O Jerusalem - Laurie R. King [127]
We split up, and began to work our way in opposite directions around the outside walls of the cave, down the finger-shaped extensions and back into the palm of the central cave, down and around. There was less dust here, aside from places where the ceiling was beginning to disintegrate, but some of the pits were dangerous, portions of the floor slick with insalubrious seepage from above. I went carefully, watching for anything out of place, but there were no footprints, no signs of recent digging, no convenient mound of rubble with an arrow in it pointing to the Souk el-Qattanin.
I met up with Holmes before I reached the iron-gated entrance, as my direction had possessed the greater number of fingers. He simply shook his head.
There was nothing for it but to quarter the expanse of the central cave, a process both painstaking and painful: two or three cautious steps forward, examining the ground, then shining our electric torches upwards and craning our necks at the nearly invisible dome of the roof, in hopes of seeing—what? A pair of waving legs protruding from a hole?
Two o’clock passed, two-thirty, and then, at nearly three in the morning, I heard my partner’s unmistakable “Ha!” of triumph. I took my eyes from the rock overhead and trotted across the uneven ground towards his lamp.
He was looking down at a patch of rock like any of the acre or two I had already scrutinised; it took me a moment to see what he had found. Then I dropped to my heels and held the torch directly over it.

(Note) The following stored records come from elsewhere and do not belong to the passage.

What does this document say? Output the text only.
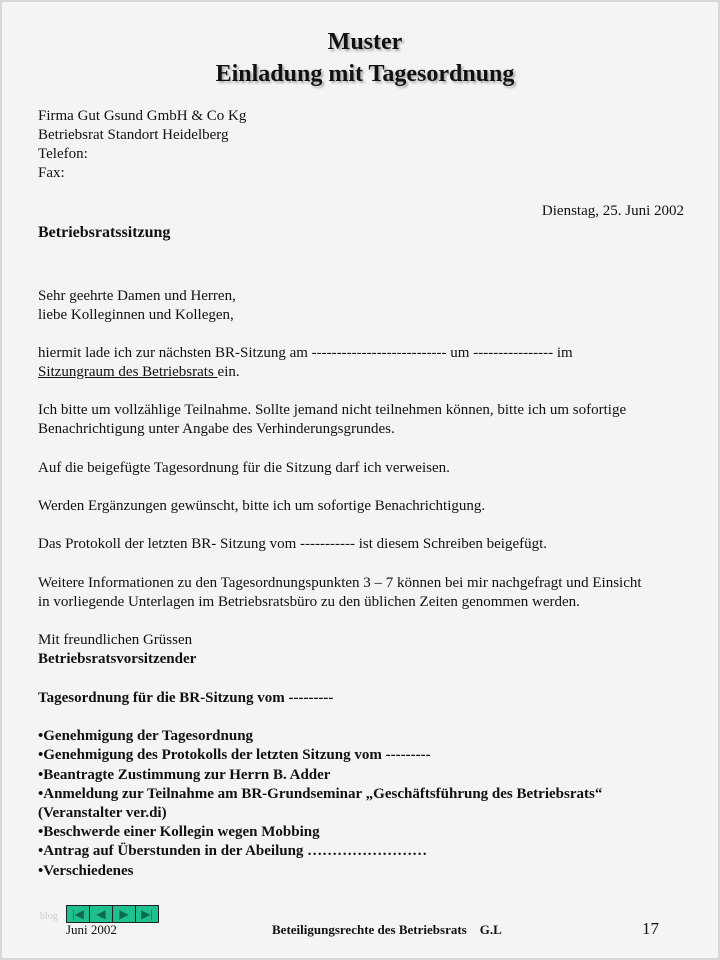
Muster
Einladung mit Tagesordnung
Firma Gut Gsund GmbH & Co Kg
Betriebsrat Standort Heidelberg
Telefon:
Fax:
Dienstag, 25. Juni 2002
Betriebsratssitzung
Sehr geehrte Damen und Herren,
liebe Kolleginnen und Kollegen,
hiermit lade ich zur nächsten BR-Sitzung am --------------------------- um ---------------- im
Sitzungraum des Betriebsrats ein.
Ich bitte um vollzählige Teilnahme. Sollte jemand nicht teilnehmen können, bitte ich um sofortige
Benachrichtigung unter Angabe des Verhinderungsgrundes.
Auf die beigefügte Tagesordnung für die Sitzung darf ich verweisen.
Werden Ergänzungen gewünscht, bitte ich um sofortige Benachrichtigung.
Das Protokoll der letzten BR- Sitzung vom ----------- ist diesem Schreiben beigefügt.
Weitere Informationen zu den Tagesordnungspunkten 3 – 7 können bei mir nachgefragt und Einsicht
in vorliegende Unterlagen im Betriebsratsbüro zu den üblichen Zeiten genommen werden.
Mit freundlichen Grüssen
Betriebsratsvorsitzender
Tagesordnung für die BR-Sitzung vom ---------
•Genehmigung der Tagesordnung
•Genehmigung des Protokolls der letzten Sitzung vom ---------
•Beantragte Zustimmung zur Herrn B. Adder
•Anmeldung zur Teilnahme am BR-Grundseminar „Geschäftsführung des Betriebsrats“
(Veranstalter ver.di)
•Beschwerde einer Kollegin wegen Mobbing
•Antrag auf Überstunden in der Abeilung ……………………
•Verschiedenes
blog	|◀	◀	▶	▶|
Juni 2002	Beteiligungsrechte des Betriebsrats    G.L	17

“Soil!” I said in surprise. The clot was dry, and crumbled at my touch. Holmes bent down and brushed it into an evidence envelope, which I thought an incongruous thing for him to be carrying in this place, but I suppose habits die hard.
“From a boot-heel,” he said, and turned his attention and his torch on the ceiling. He began to pace up and down again, his light bouncing over the rough stone overhead, so I too returned to my own patch. Twenty minutes later I heard another “Ha!”
He was studying the ground again, standing by the base of one of the supporting columns. Upon joining him, I could see no trace of soil there, but the dust and small stones that littered the whole floor had been scraped away to the underlying rock in two long patches slightly larger than a hand, approximately sixteen inches apart, and a broader patch between them, on the side away from the column. I shone my torch upwards.
A door, cunningly hidden, was nestled into a deep hollow next to the column. It was a small door and very old, its black wood set with numerous rusted iron studs. The marks on the ground were from a ladder that had been let down here.
However, there was no sign of soil on the stone floor.
“Access to a house in the Arab Quarter,” I said.
“I am relieved to see you did not leave your wits behind in that crack in the wall,” he replied drily. I followed him back to where he had found the lump of soil, and we began a minute examination of the rock on an imaginary line drawn between the door, the bit of soil, and the cave wall.
They had been careful. I found one more trace of earth ten feet away towards the wall; Holmes found two places where someone might or might not have swept something from the cave floor. It was now 3:45. We stopped for a rest, and Holmes lit his pipe, staring fiercely at the bland expanse of rock.
“This caution is suggestive,” he said eventually. “The man is little concerned with the intelligence of others, so he rarely bothers to cover his tracks in any but the most cursory of manners. In the past, he has not seriously believed that anyone would think to look for him, regarding himself as invisible to mere mortal eyes. Now, however, he has become careful. I wonder if he would demonstrate the same concern had he not had a prisoner taken from under his nose.”